I stuck with GLSL up until now for several reasons:

a) It’s a very good base to learn from. I was not familiar with OpenGL at the time.
b) I was told that GL_ARB_fragment/vertex_program is essentially crippled, and not a real machine language. Perhaps I have been misled.
c) I was also told (probably by the same people that think C compilers are the center of the Universe) that GLSL is so heavily optimized that it’s not really worth trying to beat them…

Now, where have I heard c) before? :slight_smile:
But to be honest I gave that comment some credibility because of b).

Rest assured I will be experimenting.

For my part, I believe that languages like C are not optimal as a base language for parallel computers. I still think that a “declarative” language, where data and the code that produces this data are equivalent (aka. SSA-Form) provides a more convenient base to optimize from. Basically, a “good” language for parallel processing shouldn’t allow any side effects. Of course, this are just speculations as I haven’t done any formal research on the topic: just my experience with different programming languages gives me a strong intuition in this direction.

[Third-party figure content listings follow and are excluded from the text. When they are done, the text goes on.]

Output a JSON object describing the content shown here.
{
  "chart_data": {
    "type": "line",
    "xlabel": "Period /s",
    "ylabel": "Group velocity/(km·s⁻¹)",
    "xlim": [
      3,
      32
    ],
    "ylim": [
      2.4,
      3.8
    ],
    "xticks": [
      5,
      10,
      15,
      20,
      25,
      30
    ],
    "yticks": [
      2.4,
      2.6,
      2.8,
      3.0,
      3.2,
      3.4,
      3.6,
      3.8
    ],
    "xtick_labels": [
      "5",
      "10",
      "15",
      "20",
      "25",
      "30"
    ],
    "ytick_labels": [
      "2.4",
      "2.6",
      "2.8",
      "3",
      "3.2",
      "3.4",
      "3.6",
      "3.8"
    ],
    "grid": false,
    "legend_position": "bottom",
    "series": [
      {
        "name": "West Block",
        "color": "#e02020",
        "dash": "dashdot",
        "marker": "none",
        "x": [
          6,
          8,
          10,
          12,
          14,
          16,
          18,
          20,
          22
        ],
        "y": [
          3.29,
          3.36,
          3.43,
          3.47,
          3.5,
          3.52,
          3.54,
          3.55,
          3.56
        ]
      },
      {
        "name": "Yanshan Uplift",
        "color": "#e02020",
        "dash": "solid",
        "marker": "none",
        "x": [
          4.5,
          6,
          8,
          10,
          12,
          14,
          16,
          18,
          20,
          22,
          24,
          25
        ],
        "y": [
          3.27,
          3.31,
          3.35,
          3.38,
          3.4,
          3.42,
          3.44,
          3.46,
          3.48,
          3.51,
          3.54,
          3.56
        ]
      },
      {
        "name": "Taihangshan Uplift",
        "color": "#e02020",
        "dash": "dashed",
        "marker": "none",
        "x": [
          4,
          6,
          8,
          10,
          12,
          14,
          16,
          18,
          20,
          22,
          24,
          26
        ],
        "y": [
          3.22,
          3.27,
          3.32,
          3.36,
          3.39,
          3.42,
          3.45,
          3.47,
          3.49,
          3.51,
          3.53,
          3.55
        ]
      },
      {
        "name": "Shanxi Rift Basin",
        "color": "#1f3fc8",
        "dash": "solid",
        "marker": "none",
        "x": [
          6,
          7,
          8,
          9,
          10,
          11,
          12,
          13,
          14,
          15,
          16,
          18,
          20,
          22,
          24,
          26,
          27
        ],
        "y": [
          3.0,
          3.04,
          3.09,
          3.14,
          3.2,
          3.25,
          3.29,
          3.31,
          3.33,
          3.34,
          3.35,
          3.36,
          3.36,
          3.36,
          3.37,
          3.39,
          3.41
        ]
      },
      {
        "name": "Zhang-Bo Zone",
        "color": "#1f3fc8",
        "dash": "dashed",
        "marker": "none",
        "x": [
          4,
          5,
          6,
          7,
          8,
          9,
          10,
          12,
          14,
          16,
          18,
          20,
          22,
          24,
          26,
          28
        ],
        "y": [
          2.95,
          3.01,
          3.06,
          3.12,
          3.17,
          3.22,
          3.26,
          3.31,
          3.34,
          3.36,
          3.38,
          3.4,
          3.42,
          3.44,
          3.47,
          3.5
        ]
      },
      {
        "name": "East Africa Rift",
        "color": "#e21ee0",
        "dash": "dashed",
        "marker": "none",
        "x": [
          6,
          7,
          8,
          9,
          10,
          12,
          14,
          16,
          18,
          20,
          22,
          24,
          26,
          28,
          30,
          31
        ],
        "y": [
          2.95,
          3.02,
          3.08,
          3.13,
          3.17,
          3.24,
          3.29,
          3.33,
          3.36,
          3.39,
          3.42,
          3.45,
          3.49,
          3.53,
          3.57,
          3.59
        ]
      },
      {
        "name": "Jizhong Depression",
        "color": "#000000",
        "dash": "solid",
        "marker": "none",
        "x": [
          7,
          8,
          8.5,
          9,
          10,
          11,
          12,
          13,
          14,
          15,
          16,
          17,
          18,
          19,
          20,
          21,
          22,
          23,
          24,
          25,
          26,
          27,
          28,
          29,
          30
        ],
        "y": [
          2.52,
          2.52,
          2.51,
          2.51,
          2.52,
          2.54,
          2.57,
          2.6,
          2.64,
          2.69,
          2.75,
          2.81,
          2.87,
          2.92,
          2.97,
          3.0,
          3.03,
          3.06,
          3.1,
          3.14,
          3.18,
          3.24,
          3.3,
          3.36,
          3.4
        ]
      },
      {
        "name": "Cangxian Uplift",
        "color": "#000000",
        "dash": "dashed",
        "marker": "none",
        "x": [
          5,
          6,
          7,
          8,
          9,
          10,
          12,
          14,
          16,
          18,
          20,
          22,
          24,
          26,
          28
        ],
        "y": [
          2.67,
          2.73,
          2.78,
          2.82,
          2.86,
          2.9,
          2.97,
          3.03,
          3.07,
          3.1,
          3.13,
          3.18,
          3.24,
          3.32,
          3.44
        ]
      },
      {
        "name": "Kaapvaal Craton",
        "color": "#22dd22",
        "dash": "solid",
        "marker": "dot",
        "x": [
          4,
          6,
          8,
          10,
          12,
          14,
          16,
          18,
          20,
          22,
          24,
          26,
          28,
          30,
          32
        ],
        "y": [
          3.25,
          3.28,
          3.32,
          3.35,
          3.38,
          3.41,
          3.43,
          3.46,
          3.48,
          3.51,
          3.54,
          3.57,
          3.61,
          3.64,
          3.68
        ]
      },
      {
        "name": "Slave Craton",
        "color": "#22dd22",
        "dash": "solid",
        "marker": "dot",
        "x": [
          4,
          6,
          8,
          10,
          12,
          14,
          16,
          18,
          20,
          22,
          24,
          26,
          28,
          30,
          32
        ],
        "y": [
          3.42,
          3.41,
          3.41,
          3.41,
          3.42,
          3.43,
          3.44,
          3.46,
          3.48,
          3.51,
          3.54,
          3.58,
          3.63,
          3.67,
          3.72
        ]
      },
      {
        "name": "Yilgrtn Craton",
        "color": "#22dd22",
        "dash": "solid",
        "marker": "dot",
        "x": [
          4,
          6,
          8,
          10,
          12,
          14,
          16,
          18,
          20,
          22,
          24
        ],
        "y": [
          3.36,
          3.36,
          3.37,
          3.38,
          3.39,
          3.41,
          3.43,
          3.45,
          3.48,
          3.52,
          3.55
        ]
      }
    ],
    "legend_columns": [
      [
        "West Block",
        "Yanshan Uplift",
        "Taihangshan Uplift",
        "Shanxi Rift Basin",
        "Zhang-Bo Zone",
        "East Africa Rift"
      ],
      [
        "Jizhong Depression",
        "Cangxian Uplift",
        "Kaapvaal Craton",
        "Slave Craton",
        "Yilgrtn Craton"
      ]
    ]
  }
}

This I did not know. I tried beating my pascal compiler (don’t really like C/C++; it’s good enough for my work but for my private projects I’d rather use a language I like) by creating the SSE code myself and failed miserably.

Concerning c):
I heard something very different. Sometimes just moving your code around may increase/decrease performance. AFAIK there are people/companies using GLSL as a prototyping language and then they are going the ‘machine language way’ for their release. But you should take this with a grain of salt.

My experience:

I am using Cg to generate vertex and fragment programs.
I must say NVIDIA did great job. The code is exceptionally well optimized. It is hard to find a place to modify that results in performance gain in ShaderPerf tool.

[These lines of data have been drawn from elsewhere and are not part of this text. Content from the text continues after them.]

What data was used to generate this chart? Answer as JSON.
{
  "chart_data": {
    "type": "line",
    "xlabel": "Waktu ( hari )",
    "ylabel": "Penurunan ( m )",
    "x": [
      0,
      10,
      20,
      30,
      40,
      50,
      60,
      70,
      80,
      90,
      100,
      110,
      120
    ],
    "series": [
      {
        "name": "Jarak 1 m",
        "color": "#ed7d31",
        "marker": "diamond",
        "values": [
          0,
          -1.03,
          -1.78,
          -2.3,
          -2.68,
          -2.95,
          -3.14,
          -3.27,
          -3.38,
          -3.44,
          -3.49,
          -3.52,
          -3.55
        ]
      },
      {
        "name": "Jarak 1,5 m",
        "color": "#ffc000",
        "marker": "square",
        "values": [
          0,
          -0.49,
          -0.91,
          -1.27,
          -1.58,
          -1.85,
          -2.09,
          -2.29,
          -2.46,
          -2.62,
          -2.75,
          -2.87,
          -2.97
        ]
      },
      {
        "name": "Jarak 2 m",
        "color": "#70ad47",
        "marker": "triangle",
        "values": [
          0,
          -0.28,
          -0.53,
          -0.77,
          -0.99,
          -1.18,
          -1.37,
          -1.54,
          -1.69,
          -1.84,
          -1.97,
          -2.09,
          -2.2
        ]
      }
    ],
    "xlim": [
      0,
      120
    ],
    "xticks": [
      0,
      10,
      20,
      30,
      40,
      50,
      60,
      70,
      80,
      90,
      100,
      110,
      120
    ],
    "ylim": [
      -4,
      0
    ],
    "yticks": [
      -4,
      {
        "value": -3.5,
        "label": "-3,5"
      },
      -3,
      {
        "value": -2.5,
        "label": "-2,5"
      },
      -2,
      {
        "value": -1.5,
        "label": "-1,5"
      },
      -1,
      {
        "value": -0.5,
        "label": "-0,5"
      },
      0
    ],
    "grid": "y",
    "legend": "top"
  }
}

You can maybe lower the number of instructions but in the end the performance reported by NVShaderPerf tool is the same.

This I did not know. I tried beating my pascal compiler (don’t really like C/C++; it’s good enough for my work but for my private projects I’d rather use a language I like) by creating the SSE code myself and failed miserably.[/QUOTE]

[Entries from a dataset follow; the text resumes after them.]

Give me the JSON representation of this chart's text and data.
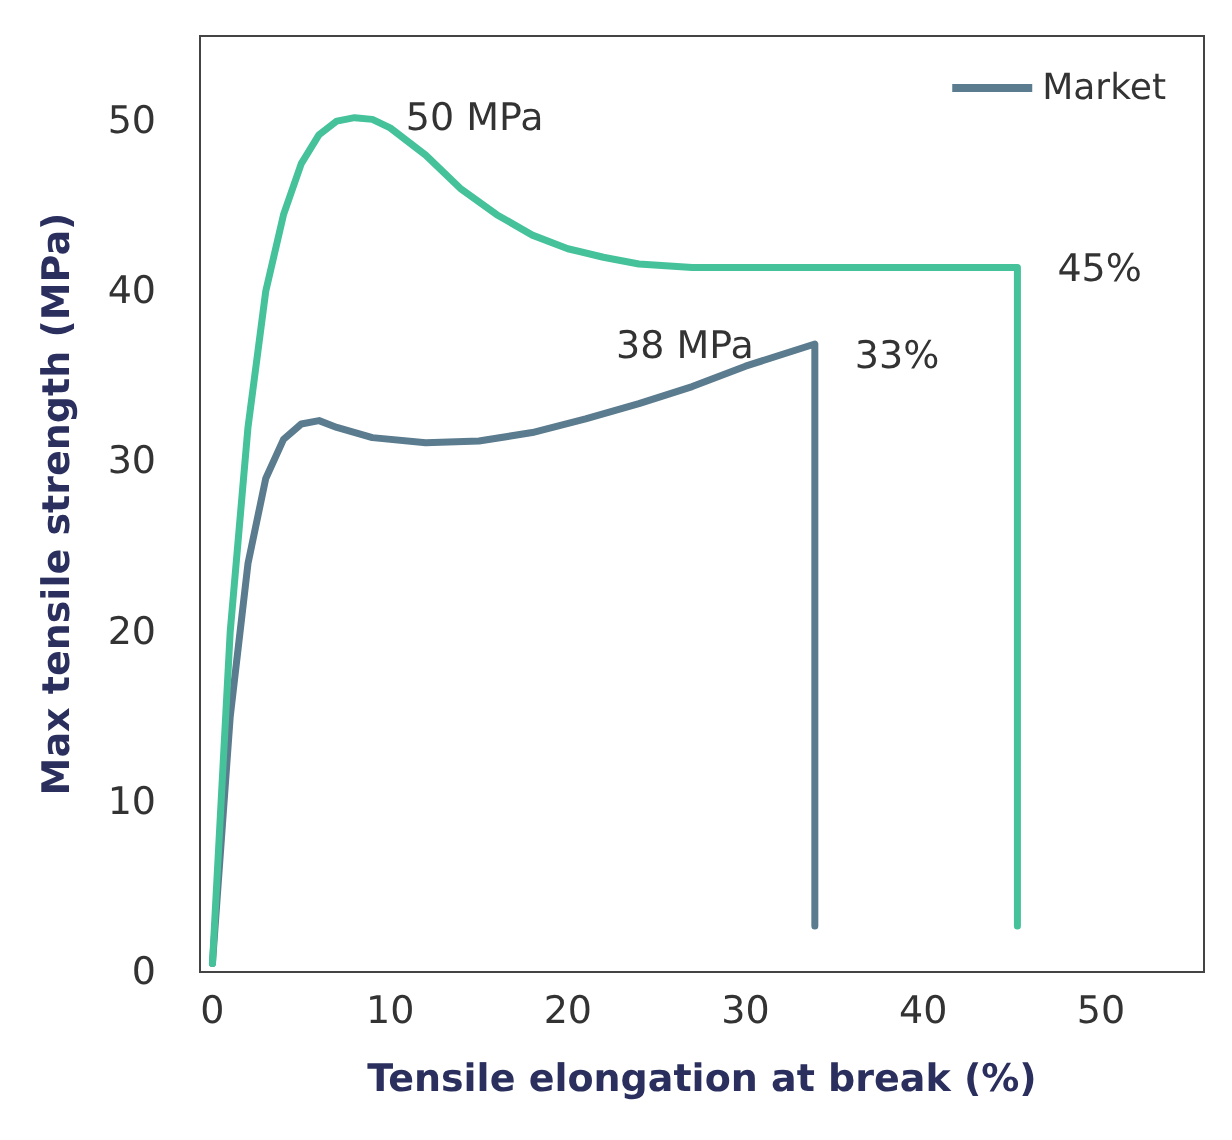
{
  "chart_data": {
    "type": "line",
    "xlabel": "Tensile elongation at break (%)",
    "ylabel": "Max tensile strength (MPa)",
    "xlim": [
      -0.7,
      55.8
    ],
    "ylim": [
      0,
      55
    ],
    "xticks": [
      0,
      10,
      20,
      30,
      40,
      50
    ],
    "yticks": [
      0,
      10,
      20,
      30,
      40,
      50
    ],
    "grid": false,
    "legend": "top right",
    "marker": "none",
    "line_style": "solid",
    "series": [
      {
        "name": "Market",
        "color": "#5b7b8e",
        "x": [
          0,
          1,
          2,
          3,
          4,
          5,
          6,
          7,
          9,
          12,
          15,
          18,
          21,
          24,
          27,
          30,
          33.9,
          33.9
        ],
        "values": [
          0.5,
          15,
          24,
          29,
          31.3,
          32.2,
          32.4,
          32,
          31.4,
          31.1,
          31.2,
          31.7,
          32.5,
          33.4,
          34.4,
          35.6,
          36.9,
          2.7
        ]
      },
      {
        "color": "#45c29a",
        "x": [
          0,
          1,
          2,
          3,
          4,
          5,
          6,
          7,
          8,
          9,
          10,
          12,
          14,
          16,
          18,
          20,
          22,
          24,
          27,
          30,
          45.3,
          45.3
        ],
        "values": [
          0.5,
          20,
          32,
          40,
          44.5,
          47.5,
          49.2,
          50,
          50.2,
          50.1,
          49.6,
          48,
          46,
          44.5,
          43.3,
          42.5,
          42,
          41.6,
          41.4,
          41.4,
          41.4,
          2.7
        ]
      }
    ],
    "annotations": [
      {
        "text": "50 MPa",
        "x": 8,
        "y": 50.2
      },
      {
        "text": "38 MPa",
        "x": 33.9,
        "y": 36.9
      },
      {
        "text": "33%",
        "x": 33.9,
        "y": 36.9
      },
      {
        "text": "45%",
        "x": 45.3,
        "y": 41.4
      }
    ]
  }
}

Alignment plays a part, although I have not seen particularly massive increases between using aligned and unaligned x86 commands.

There are also times when standard (non-packed) commands work out quicker. gcc will compile four successive float adds as just that, and even inline aligned blocks of asm and data using vector adds will not beat it on my Core Duo. HADDPS is another command that can be beaten with four instructions of unpacked shift and adds.

But even with a function call overhead doing vector Floors, or vector Cubics and so on you can beat an inlined c function by a factor of 3 I have found.

You do need to benchmark, and yes offsets to data, page switches etc. can all affect it. So it’s something to do once a library or project is nearing completion so you can splice things together neatly.

The golden rule is to get data into the CPU as quickly and efficiently as possible, and then do lots of internal instructions, then get it back out as quickly and efficiently as possible. Although even then there are strange pitfalls. I have found that moving 4 floats on occasion can be quicker than moving one float out of a 4 wide register! Go figure!

Then when you think you have it all under control you learn about register and memory clobbering!

Any routine I write I benchmark against my best C++ over billions of iterations, and try both inline and function versions, and also change it’s location and context within the benchmark app. But for a 50% increase in the speed of your math library it is certainly worth it.

Bears out what I was saying above.
Again, I will look at asm for the GPU once my shaders are complete. I would not want to prototype in asm there. c is much easier for that.